The Collapse of Capitalism and I am not a Cat
A Reflection, in both ordinary and intellectual terms, refers to a return, a turning back that allows deeper understanding of the forces at play. This essay is a reflection on capitalism itself—its motion, contradictions, and unfolding crisis, particularly as experienced in Africa and other oppressed regions of the world. The unfolding crisis is a structural necessity to aid the forces at play to exercise their greed while controlling and manipulating the masses and other forces of nature. These actions have set in motion the inevitable collapse of capitalism, and through this reflection it confirms I am not a Cat.
In Capital, Volume II, Karl Marx describes the circuit of money capital as the process through which money transforms into commodities and back into money but in an expanded form. This cycle forms the foundation of capitalist production and accumulation.
- Stage 1 – Money to Commodities (M–C)
- Stage 2 – Production (P)
- Stage 3 – Commodities to Money (C–M′)
From the first stage we see that the monetary authorities — manufacturers of money as commodity — set the entire con game in motion by producing the first commodity needed for capitalism to transact, and that is money (physical and digital). The capitalist producer turns money into raw materials and labour into profitable commodities, and the cycle continues endlessly, feeding the engine of capitalism.
In the second stage, the capitalist carries the greatest burden: the weight and work required to sustain capitalism. When this weight becomes too heavy, the manufacturer of money offers a solution: the sale of debt, distributed through banks and financial intermediaries — the modern wholesalers of the commodity called money. This is harshly experienced in Africa, as it is used as an experimenting ground for financial crises needed to stimulate the capitalist systems. This is seen by different IMF and World Bank policies shoved down the throats of Africans. When the producers in the second stage can no longer access credit from these institutions, they are driven to retail money markets — loan sharks and shylocks — where interest rates are crippling. In this way, the manufacturer of money distances themselves from the hardship of production, leaving the working producers and small capitalists to struggle. Only a few privileged actors receive bailouts when the system trembles. The rest are left to collapse under debt and competition. Thus, greed, favouritism, and impunity become the catalysts of capitalism's eventual downfall.

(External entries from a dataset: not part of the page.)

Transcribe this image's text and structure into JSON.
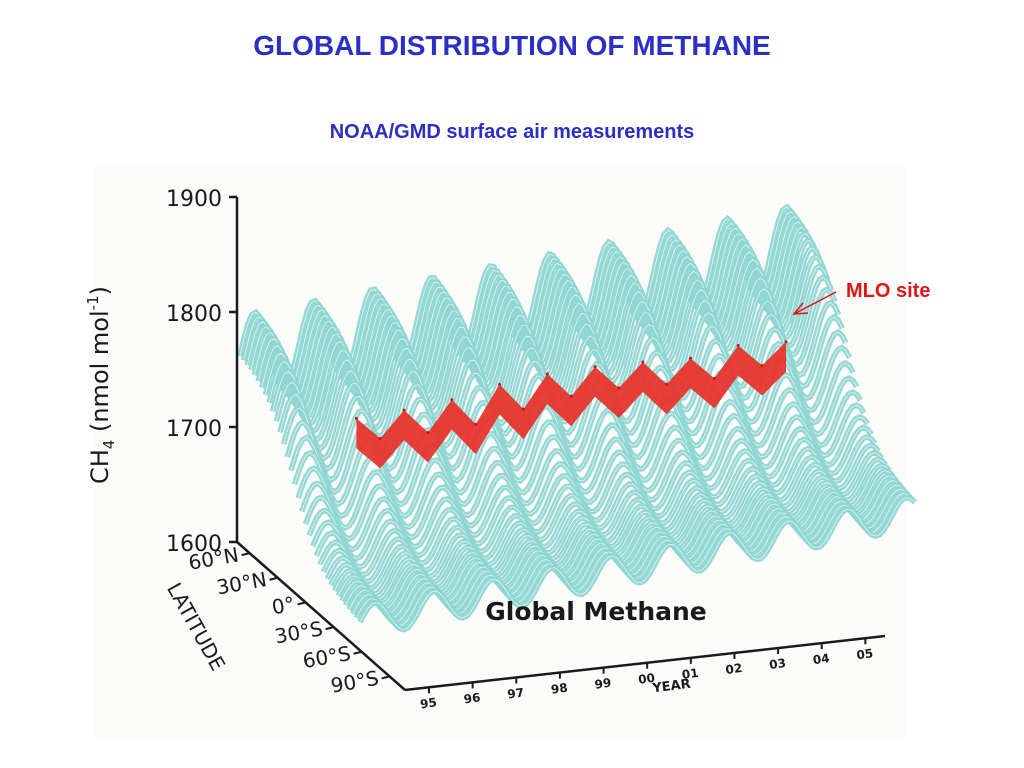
{
  "slide": {
    "title": "GLOBAL DISTRIBUTION OF METHANE",
    "subtitle": "NOAA/GMD surface air measurements",
    "annotation": "MLO site"
  },
  "chart_data": {
    "type": "surface",
    "title": "Global Methane",
    "ylabel": "CH4 (nmol mol-1)",
    "ylabel_parts": {
      "main": "CH",
      "sub": "4",
      "open": " (nmol mol",
      "sup": "-1",
      "close": ")"
    },
    "xlabel": "YEAR",
    "zlabel": "LATITUDE",
    "ylim": [
      1600,
      1900
    ],
    "yticks": [
      "1600",
      "1700",
      "1800",
      "1900"
    ],
    "year_ticks": [
      "95",
      "96",
      "97",
      "98",
      "99",
      "00",
      "01",
      "02",
      "03",
      "04",
      "05"
    ],
    "latitude_ticks": [
      "60°N",
      "30°N",
      "0°",
      "30°S",
      "60°S",
      "90°S"
    ],
    "year_range": [
      1995,
      2005
    ],
    "series": [
      {
        "name": "MLO site",
        "color": "#e8302a",
        "x": [
          1995.0,
          1995.5,
          1996.0,
          1996.5,
          1997.0,
          1997.5,
          1998.0,
          1998.5,
          1999.0,
          1999.5,
          2000.0,
          2000.5,
          2001.0,
          2001.5,
          2002.0,
          2002.5,
          2003.0,
          2003.5,
          2004.0
        ],
        "values": [
          1726,
          1708,
          1732,
          1712,
          1740,
          1718,
          1752,
          1730,
          1760,
          1740,
          1765,
          1746,
          1768,
          1748,
          1770,
          1752,
          1780,
          1762,
          1782
        ]
      }
    ],
    "surface_color": "#8fd6d2",
    "surface_line_color": "#ffffff"
  }
}
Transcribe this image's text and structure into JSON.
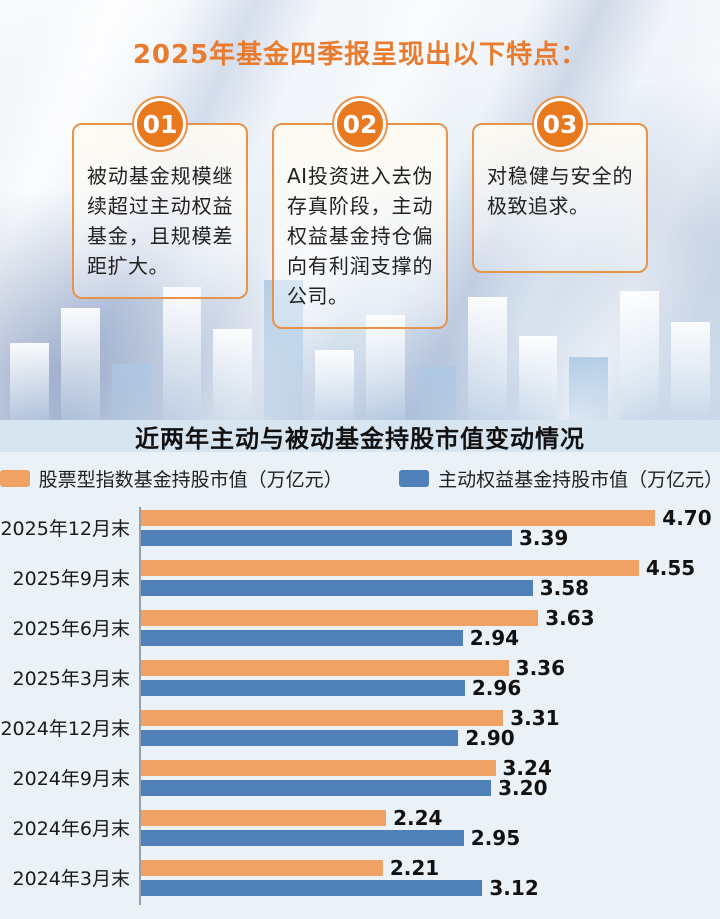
{
  "header": {
    "title": "2025年基金四季报呈现出以下特点："
  },
  "features": [
    {
      "number": "01",
      "text": "被动基金规模继续超过主动权益基金，且规模差距扩大。"
    },
    {
      "number": "02",
      "text": "AI投资进入去伪存真阶段，主动权益基金持仓偏向有利润支撑的公司。"
    },
    {
      "number": "03",
      "text": "对稳健与安全的极致追求。"
    }
  ],
  "chart_data": {
    "type": "bar",
    "orientation": "horizontal",
    "title": "近两年主动与被动基金持股市值变动情况",
    "categories": [
      "2025年12月末",
      "2025年9月末",
      "2025年6月末",
      "2025年3月末",
      "2024年12月末",
      "2024年9月末",
      "2024年6月末",
      "2024年3月末"
    ],
    "series": [
      {
        "name": "股票型指数基金持股市值（万亿元）",
        "color": "#F0A164",
        "values": [
          4.7,
          4.55,
          3.63,
          3.36,
          3.31,
          3.24,
          2.24,
          2.21
        ]
      },
      {
        "name": "主动权益基金持股市值（万亿元）",
        "color": "#5080B8",
        "values": [
          3.39,
          3.58,
          2.94,
          2.96,
          2.9,
          3.2,
          2.95,
          3.12
        ]
      }
    ],
    "value_format": "2dp",
    "xlim": [
      0,
      5.2
    ],
    "legend_position": "top",
    "grid": false
  },
  "colors": {
    "accent_orange": "#E87B2E",
    "badge_orange": "#E8791E",
    "card_border": "#E8934C",
    "title_band_bg": "#D6E5F0",
    "chart_bg": "#EAF2F7",
    "bar_orange": "#F0A164",
    "bar_blue": "#5080B8",
    "text_dark": "#1A1A1A"
  }
}
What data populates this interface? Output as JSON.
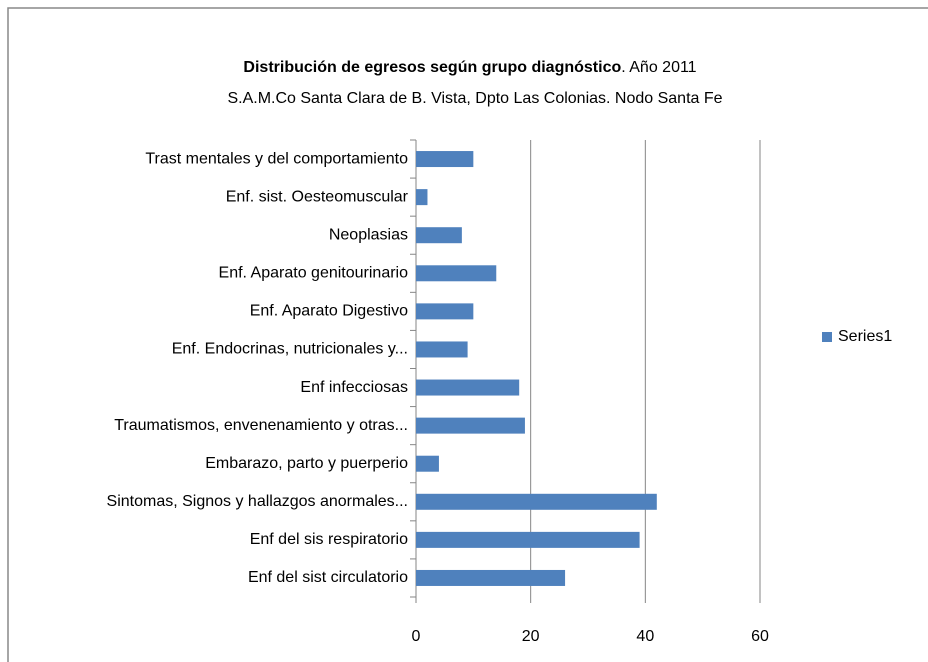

The third stage marks the fall-off of the capitalist con game. The manufacturer of money from stage one returns to the market as a seller. The capitalist of stage two, who once produced and laboured, now becomes the buyer — trapped in the same system he helped sustain. Money, therefore, is produced as the means through which wealth, accumulated from production and the value added by labour, is transformed and preserved. This transformation is inevitable because capitalists must keep their wealth in motion: to move, liquidate, or save it through monetary form. This reveals a profound truth: no one, except the producer of money itself — the Federal Reserve, the IMF, and the World Bank — is financially secure. Producers and peasants alike remain at the mercy of those who control the creation and circulation of money.
Even the most disciplined and "honest" capitalist cannot escape the distortions, crises, and uncertainties embedded in this system.
As Kate Raworth argues in Doughnut Economics, mainstream economics remains fixated on perpetual growth, ignoring the ecological and social boundaries of our finite world. Her intervention resonates strongly with African realities, where growth has often meant extraction without social justice or ecological repair.
Marx's circuit of money capital exposes the self-reinforcing loop of capitalist production: money creates commodities, commodities create more money, and the cycle repeats until the limits of the real world intervene. But this cannot grow forever on a finite planet. If such endless growth were possible, it would defy nature itself, at which point I might as well claim that I am a cat. This leads to one realisation:
Dunia Moja. Dunia Huru. Dunia ya KIJAMAA. Viva Socialism. Viva.